15 Years, Waiting Still

I was in discussions for one of my stories to appear in print in a literary journal but they fell through. I won’t say which one, in case something I leave here is construed as negative. I’m grateful for the careful look and am encouraged by the positive feedback. Glad the story was liked.

I saw it coming a mile away. He liked the story but didn’t love it. He thought it needed something. He had trouble saying just what that something was. When I offered exclusive consideration, he agreed to take more time with it. I was more nervous than excited because he talked vaguely about making the story “better” but the word I heard was “different.” The story captured his imagination but it, for him, fell short of being just right. My suspicion was he would return to it with his vague idea of what it should be and want either to change it into that or pass. I half hoped for, I’m half relieved I got, the second.
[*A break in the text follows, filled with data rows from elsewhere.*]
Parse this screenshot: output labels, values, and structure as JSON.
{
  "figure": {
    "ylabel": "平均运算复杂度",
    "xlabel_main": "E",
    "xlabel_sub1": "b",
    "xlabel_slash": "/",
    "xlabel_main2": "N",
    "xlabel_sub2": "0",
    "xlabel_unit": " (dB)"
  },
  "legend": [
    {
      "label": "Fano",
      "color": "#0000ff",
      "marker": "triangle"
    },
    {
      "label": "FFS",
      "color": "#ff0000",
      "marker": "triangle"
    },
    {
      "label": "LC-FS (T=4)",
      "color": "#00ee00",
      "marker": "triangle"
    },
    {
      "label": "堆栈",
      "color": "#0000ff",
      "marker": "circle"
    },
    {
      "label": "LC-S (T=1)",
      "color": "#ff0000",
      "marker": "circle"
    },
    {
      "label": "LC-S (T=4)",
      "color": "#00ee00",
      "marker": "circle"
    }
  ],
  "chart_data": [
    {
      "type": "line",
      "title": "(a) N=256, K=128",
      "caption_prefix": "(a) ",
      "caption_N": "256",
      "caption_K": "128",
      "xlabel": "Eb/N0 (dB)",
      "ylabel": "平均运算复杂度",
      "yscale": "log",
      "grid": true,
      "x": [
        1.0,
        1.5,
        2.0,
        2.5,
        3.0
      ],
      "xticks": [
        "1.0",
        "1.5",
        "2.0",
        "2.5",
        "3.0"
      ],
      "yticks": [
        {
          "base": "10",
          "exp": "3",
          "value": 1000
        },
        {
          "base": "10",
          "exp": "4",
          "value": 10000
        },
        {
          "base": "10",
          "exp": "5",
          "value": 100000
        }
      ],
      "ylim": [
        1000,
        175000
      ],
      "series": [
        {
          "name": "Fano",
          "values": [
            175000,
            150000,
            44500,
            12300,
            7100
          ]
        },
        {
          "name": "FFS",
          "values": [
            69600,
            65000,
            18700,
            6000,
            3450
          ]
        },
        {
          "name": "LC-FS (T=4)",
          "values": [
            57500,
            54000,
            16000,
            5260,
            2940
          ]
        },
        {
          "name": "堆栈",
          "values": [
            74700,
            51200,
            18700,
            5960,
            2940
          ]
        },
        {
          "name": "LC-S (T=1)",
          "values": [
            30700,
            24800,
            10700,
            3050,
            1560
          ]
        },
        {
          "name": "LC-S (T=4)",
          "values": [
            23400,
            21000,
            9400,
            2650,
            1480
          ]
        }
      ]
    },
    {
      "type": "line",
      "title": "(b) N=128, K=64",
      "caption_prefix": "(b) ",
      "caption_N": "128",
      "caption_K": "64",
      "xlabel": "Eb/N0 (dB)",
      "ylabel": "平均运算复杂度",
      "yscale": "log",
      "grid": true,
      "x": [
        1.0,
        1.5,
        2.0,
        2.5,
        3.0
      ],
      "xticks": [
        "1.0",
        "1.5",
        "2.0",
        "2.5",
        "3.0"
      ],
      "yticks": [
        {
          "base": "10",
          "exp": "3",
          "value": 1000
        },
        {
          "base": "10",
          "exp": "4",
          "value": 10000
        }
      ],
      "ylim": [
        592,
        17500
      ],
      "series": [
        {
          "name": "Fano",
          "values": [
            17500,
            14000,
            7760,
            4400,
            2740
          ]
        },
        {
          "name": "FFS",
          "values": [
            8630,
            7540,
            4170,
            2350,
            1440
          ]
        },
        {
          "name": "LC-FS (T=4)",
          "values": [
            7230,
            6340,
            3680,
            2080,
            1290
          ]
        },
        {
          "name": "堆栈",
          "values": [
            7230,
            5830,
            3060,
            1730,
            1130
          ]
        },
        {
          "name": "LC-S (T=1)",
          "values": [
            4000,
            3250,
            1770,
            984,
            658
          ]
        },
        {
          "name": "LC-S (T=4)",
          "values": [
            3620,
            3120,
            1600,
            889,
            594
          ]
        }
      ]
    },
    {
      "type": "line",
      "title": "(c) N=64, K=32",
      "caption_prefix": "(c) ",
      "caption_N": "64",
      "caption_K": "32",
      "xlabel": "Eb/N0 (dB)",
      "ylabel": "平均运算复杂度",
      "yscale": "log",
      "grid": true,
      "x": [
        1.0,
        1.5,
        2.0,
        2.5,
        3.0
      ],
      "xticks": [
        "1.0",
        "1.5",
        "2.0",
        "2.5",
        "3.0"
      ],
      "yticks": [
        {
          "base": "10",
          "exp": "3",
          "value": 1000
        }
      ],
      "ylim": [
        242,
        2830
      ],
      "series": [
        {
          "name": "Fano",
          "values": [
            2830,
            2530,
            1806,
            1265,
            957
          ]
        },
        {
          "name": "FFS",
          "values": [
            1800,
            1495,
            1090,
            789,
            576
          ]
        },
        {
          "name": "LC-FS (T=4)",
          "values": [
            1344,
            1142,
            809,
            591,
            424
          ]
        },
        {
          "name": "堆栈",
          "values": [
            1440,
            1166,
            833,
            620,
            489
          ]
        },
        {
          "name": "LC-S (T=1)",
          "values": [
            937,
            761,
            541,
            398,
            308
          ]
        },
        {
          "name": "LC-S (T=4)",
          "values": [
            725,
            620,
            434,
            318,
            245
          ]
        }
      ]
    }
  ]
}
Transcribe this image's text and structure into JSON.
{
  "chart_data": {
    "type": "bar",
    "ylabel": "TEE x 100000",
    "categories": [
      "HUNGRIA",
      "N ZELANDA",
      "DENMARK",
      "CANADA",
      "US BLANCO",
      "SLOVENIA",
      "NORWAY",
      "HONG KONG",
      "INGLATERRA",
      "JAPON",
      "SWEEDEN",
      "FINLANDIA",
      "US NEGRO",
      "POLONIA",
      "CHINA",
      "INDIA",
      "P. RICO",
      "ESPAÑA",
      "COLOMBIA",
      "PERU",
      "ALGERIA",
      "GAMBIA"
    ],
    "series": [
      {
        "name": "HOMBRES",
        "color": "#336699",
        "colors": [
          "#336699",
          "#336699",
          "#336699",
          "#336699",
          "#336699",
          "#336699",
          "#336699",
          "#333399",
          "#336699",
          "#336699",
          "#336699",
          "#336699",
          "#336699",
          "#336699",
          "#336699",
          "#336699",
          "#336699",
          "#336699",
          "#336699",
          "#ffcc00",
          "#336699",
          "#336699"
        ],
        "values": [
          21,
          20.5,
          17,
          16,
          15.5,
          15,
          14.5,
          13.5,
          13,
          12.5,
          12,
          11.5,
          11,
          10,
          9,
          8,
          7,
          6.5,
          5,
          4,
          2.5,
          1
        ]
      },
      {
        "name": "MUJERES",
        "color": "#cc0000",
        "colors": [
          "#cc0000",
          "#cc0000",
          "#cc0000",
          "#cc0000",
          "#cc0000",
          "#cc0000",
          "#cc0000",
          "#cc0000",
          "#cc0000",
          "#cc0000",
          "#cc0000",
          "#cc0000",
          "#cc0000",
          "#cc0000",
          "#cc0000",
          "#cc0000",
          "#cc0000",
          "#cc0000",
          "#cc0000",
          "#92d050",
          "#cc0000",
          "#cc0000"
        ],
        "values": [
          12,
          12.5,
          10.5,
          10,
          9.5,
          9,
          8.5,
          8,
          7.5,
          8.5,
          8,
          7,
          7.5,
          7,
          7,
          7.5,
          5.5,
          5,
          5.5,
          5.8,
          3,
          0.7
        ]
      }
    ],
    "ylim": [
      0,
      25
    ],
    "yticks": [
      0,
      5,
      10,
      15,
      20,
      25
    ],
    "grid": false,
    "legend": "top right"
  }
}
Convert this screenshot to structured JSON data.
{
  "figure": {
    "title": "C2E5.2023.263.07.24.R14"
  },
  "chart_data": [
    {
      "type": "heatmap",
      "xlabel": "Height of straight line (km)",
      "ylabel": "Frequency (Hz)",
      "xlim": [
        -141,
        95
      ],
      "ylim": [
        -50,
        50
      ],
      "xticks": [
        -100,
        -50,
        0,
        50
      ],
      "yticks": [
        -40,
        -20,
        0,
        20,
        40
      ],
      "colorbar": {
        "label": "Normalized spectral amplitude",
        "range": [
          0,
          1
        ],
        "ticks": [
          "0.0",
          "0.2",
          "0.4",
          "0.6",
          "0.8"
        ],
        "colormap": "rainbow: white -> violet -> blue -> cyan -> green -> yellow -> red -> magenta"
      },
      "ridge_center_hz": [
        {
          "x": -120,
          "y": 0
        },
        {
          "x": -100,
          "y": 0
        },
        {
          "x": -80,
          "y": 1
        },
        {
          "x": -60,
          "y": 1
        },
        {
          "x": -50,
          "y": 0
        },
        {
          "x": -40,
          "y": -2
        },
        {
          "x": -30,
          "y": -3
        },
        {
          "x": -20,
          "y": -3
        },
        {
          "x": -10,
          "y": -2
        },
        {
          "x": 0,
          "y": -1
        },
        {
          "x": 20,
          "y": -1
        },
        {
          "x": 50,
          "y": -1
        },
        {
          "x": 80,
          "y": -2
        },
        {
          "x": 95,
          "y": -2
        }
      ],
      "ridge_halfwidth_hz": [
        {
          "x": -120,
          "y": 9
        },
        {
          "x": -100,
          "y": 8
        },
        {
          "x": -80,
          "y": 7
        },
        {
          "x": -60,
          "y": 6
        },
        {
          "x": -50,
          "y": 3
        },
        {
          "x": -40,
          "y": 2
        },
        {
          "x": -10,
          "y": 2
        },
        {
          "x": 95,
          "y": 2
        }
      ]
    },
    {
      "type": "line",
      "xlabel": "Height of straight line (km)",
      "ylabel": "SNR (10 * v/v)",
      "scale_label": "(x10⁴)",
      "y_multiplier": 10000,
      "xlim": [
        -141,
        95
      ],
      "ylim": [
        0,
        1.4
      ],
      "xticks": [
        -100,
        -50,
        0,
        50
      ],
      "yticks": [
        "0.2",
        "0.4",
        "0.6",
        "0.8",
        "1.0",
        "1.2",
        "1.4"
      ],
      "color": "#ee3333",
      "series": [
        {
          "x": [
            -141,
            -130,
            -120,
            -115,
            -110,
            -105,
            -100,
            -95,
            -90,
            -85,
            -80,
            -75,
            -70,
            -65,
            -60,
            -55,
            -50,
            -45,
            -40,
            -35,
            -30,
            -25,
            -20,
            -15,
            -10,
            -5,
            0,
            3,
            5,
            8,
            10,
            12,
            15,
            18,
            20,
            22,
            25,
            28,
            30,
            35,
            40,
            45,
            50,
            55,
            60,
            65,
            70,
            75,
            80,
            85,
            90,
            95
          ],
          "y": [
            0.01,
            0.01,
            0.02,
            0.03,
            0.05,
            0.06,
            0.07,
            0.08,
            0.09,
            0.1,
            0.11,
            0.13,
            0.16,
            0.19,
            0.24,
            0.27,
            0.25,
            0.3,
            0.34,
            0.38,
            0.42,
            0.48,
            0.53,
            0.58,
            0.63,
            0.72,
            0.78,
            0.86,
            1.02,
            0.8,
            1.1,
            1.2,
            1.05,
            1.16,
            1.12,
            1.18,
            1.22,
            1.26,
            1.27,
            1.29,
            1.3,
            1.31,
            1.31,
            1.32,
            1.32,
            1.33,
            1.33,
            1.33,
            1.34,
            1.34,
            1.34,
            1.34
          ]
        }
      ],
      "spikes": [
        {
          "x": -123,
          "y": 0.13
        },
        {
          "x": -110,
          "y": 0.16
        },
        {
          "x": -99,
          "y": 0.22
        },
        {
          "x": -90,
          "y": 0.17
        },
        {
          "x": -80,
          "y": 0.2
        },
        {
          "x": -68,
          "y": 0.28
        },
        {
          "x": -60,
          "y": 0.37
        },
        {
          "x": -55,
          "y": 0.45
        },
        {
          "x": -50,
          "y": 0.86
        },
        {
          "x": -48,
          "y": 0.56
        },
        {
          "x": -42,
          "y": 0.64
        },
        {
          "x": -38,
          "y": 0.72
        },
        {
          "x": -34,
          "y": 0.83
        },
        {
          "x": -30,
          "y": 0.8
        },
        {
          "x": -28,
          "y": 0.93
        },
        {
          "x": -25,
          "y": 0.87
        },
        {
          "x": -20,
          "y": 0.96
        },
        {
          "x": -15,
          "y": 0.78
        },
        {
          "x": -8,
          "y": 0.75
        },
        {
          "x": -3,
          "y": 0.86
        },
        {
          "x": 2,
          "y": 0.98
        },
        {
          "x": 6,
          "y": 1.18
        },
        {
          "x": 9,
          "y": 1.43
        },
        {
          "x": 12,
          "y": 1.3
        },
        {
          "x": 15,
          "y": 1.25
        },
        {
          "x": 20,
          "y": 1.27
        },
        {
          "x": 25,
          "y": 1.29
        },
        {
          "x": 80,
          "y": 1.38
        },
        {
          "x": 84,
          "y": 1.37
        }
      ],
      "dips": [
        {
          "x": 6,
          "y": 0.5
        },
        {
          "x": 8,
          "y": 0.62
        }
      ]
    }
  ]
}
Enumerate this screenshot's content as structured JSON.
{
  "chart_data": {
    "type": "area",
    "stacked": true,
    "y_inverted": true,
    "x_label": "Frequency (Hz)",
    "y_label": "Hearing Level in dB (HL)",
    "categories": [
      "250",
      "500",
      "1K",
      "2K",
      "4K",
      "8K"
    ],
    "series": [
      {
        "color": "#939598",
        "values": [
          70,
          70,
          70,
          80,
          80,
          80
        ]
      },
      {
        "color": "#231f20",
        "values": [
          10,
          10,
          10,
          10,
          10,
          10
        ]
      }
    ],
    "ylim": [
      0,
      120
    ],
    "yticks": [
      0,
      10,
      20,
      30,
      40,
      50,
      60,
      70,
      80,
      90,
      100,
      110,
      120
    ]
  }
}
I don’t think I’m a great writer, some days I don’t even think I’m a good one, but I like the balance I’ve struck between being willing to listen to feedback and implement it to get better but always falling back on my vision and ignoring feedback that doesn’t speak to me. Tough to be told a story will probably be a fit for an upcoming issue and have that turn into a pass, but I’m more encouraged than discouraged. This is a business of disappointment. They’re professionals who are used to that and assume you are too. Fortunately, I am. And he was kind enough to send a line edit, which I haven’t looked at yet but which is worth gold because it will do what, in my opinion, is the only value of feedback, it will help me see my story from a fresh perspective.